Nesta fase, diferentes blocos procuram definir normas próprias, competir por financiamento, moldar cadeias de valor e dominar narrativas globais. A análise de Quah ajuda a perceber esta fragmentação: quando o poder económico muda de lugar, as instituições que o regulavam também mudam — ou são forçadas a fazê-lo.

O que isto significa para África — e para Moçambique

África encontra-se no epicentro desta transformação. A sua demografia, recursos naturais, integração continental e profundidade do mercado tornam o continente indispensável para qualquer arquitectura económica global. A Cimeira UA–UE deixou claro que o continente se vê como investidor, produtor e actor normativo.
Moçambique, pelos seus recursos energéticos, localização estratégica e integração regional, não está fora desta equação.

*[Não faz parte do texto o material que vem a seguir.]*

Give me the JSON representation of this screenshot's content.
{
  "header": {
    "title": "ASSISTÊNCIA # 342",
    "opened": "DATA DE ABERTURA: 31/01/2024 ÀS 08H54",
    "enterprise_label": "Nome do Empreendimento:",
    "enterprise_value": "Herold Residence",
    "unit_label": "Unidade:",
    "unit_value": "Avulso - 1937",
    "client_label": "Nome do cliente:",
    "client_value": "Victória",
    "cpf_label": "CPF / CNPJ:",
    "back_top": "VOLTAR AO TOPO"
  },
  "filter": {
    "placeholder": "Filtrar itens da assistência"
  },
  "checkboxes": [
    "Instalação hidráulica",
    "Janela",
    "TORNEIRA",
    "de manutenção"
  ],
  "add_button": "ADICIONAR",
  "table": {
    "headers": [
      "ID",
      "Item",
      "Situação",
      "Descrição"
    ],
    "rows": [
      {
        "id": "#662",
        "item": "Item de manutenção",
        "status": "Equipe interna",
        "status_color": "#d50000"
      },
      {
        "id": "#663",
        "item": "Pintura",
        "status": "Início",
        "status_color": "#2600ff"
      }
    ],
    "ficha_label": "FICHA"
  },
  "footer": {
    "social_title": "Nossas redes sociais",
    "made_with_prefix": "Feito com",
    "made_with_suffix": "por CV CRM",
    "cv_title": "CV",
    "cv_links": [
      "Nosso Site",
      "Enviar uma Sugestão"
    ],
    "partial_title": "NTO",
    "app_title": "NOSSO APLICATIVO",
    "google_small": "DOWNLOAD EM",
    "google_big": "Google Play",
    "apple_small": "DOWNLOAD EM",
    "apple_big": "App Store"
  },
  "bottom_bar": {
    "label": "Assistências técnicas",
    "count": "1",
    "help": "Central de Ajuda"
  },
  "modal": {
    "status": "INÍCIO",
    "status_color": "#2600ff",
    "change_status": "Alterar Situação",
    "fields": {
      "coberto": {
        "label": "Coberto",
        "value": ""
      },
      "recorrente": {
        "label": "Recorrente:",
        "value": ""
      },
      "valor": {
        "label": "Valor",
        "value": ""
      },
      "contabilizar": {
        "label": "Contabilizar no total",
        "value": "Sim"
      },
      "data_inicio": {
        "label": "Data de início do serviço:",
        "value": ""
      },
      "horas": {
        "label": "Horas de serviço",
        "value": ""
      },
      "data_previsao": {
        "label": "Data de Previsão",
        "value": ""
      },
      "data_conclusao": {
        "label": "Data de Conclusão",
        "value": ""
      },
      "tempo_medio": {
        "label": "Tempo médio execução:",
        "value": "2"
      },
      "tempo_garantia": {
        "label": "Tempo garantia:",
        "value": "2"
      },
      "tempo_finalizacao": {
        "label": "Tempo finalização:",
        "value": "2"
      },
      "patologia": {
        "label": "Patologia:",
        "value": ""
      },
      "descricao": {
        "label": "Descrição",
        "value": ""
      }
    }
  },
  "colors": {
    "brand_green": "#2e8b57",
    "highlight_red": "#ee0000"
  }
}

As disputas globais sobre energia, transição, financiamento e segurança são directamente relevantes para o país.
Ter consciência do deslocamento do centro económico global e das tensões do multilateralismo é essencial para uma política externa assertiva, para a mobilização de investimentos e para a integração nas cadeias de valor emergentes.

A análise de Danny Quah e os sinais vindos de Joanesburgo e Luanda convergem para o mesmo diagnóstico: o mundo entrou numa era multipolar em que África e Ásia ocupam posições centrais. O multilateralismo não desaparece, mas transforma-se — e o equilíbrio de poder global dependerá cada vez mais da capacidade do Sul Global impor a sua voz na definição das regras económicas internacionais.